Il clima come sistema non lineare
Il clima terrestre funziona come un sistema complesso, fatto di feedback positivi e negativi. Il riscaldamento globale può sciogliere i ghiacci, ridurre l’albedo (la capacità di riflettere la luce solare) e accelerare il riscaldamento, ma allo stesso tempo può alterare venti, correnti oceaniche e precipitazioni. Questi cambiamenti possono produrre effetti controintuitivi, come inverni più rigidi in alcune regioni, anche in un pianeta mediamente più caldo.

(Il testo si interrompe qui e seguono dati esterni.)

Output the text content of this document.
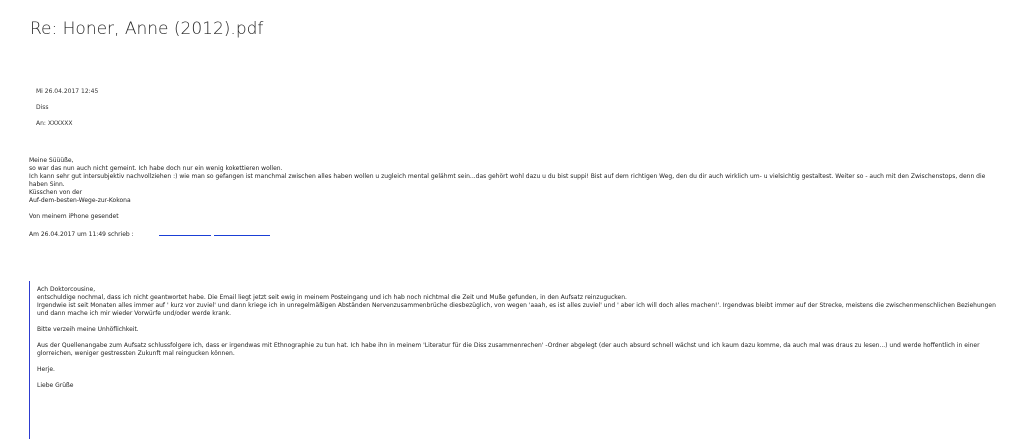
Re: Honer, Anne (2012).pdf
Mi 26.04.2017 12:45
Diss
An: XXXXXX

Meine Süüüße,

so war das nun auch nicht gemeint. Ich habe doch nur ein wenig kokettieren wollen.

Ich kann sehr gut intersubjektiv nachvollziehen :) wie man so gefangen ist manchmal zwischen alles haben wollen u zugleich mental gelähmt sein...das gehört wohl dazu u du bist suppi! Bist auf dem richtigen Weg, den du dir auch wirklich um- u vielsichtig gestaltest. Weiter so - auch mit den Zwischenstops, denn die haben Sinn.

Küsschen von der

Auf-dem-besten-Wege-zur-Kokona

Von meinem iPhone gesendet

Am 26.04.2017 um 11:49 schrieb :

Ach Doktorcousine,

entschuldige nochmal, dass ich nicht geantwortet habe. Die Email liegt jetzt seit ewig in meinem Posteingang und ich hab noch nichtmal die Zeit und Muße gefunden, in den Aufsatz reinzugucken.

Irgendwie ist seit Monaten alles immer auf ' kurz vor zuviel' und dann kriege ich in unregelmäßigen Abständen Nervenzusammenbrüche diesbezüglich, von wegen 'aaah, es ist alles zuviel' und ' aber ich will doch alles machen!'. Irgendwas bleibt immer auf der Strecke, meistens die zwischenmenschlichen Beziehungen und dann mache ich mir wieder Vorwürfe und/oder werde krank.

Bitte verzeih meine Unhöflichkeit.

Aus der Quellenangabe zum Aufsatz schlussfolgere ich, dass er irgendwas mit Ethnographie zu tun hat. Ich habe ihn in meinem 'Literatur für die Diss zusammenrechen' -Ordner abgelegt (der auch absurd schnell wächst und ich kaum dazu komme, da auch mal was draus zu lesen...) und werde hoffentlich in einer glorreichen, weniger gestressten Zukunft mal reingucken können.

Herje.

Liebe Grüße
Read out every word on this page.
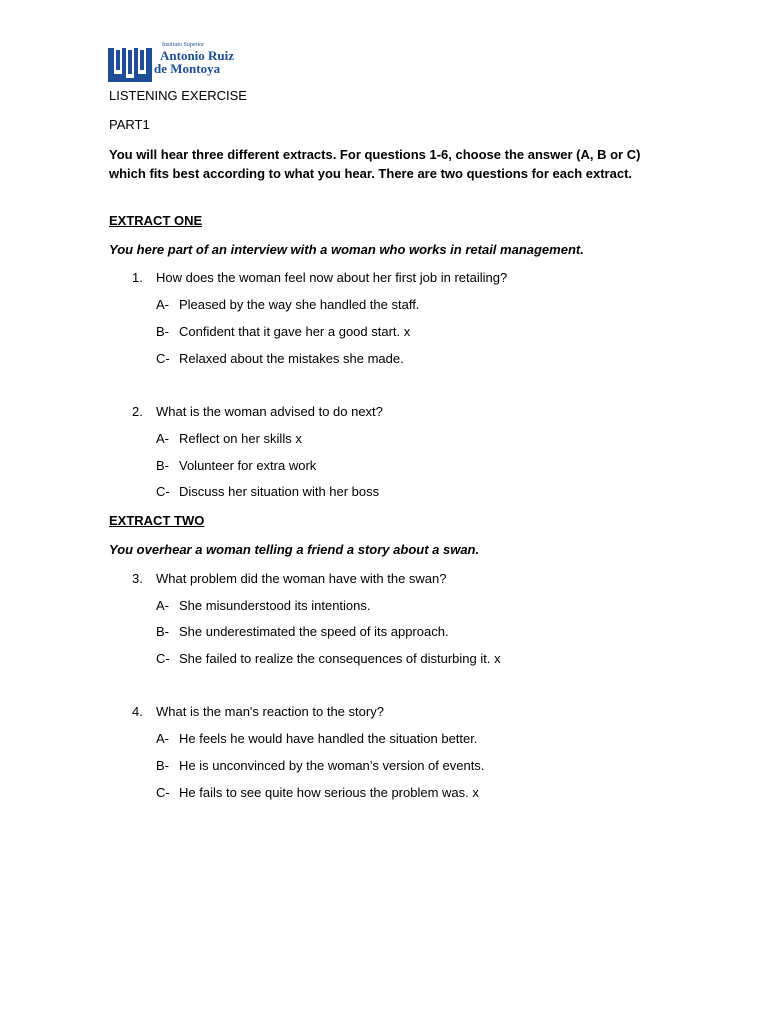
Instituto Superior
Antonio Ruiz
de Montoya
LISTENING EXERCISE
PART1
You will hear three different extracts. For questions 1-6, choose the answer (A, B or C) which fits best according to what you hear. There are two questions for each extract.
EXTRACT ONE
You here part of an interview with a woman who works in retail management.
1. How does the woman feel now about her first job in retailing?
A- Pleased by the way she handled the staff.
B- Confident that it gave her a good start. x
C- Relaxed about the mistakes she made.
2. What is the woman advised to do next?
A- Reflect on her skills x
B- Volunteer for extra work
C- Discuss her situation with her boss
EXTRACT TWO
You overhear a woman telling a friend a story about a swan.
3. What problem did the woman have with the swan?
A- She misunderstood its intentions.
B- She underestimated the speed of its approach.
C- She failed to realize the consequences of disturbing it. x
4. What is the man's reaction to the story?
A- He feels he would have handled the situation better.
B- He is unconvinced by the woman’s version of events.
C- He fails to see quite how serious the problem was. x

Cosa dicono i modelli climatici
I modelli climatici attuali indicano che un collasso totale delle correnti oceaniche è improbabile nel breve termine, ma un loro significativo indebolimento è considerato possibile entro questo secolo se le emissioni di gas serra continueranno ad aumentare. Anche un rallentamento parziale potrebbe avere conseguenze rilevanti: inverni più freddi in Europa, cambiamenti nei monsoni africani e asiatici, alterazioni negli ecosistemi marini e terrestri.
Un rischio sottovalutato
Il dibattito pubblico tende a concentrarsi solo sull’aumento delle temperature, trascurando il fatto che il vero pericolo del riscaldamento globale è l’instabilità climatica. Non si tratta solo di “più caldo”, ma di un clima meno prevedibile, capace di passare rapidamente da estremi opposti. Questo rende più difficile l’adattamento di società, infrastrutture ed ecosistemi.
Prevenire l’imprevedibile
Anche se una nuova era glaciale globale resta improbabile, il rischio di bruschi raffreddamenti regionali legati al riscaldamento globale è reale e studiato. Ridurre le emissioni di gas serra significa non solo limitare l’aumento delle temperature, ma anche evitare di spingere il sistema climatico oltre soglie critiche. In un mondo sempre più interconnesso, prevenire cambiamenti estremi è l’unico modo per non trasformare un pianeta più caldo in uno climaticamente fuori controllo.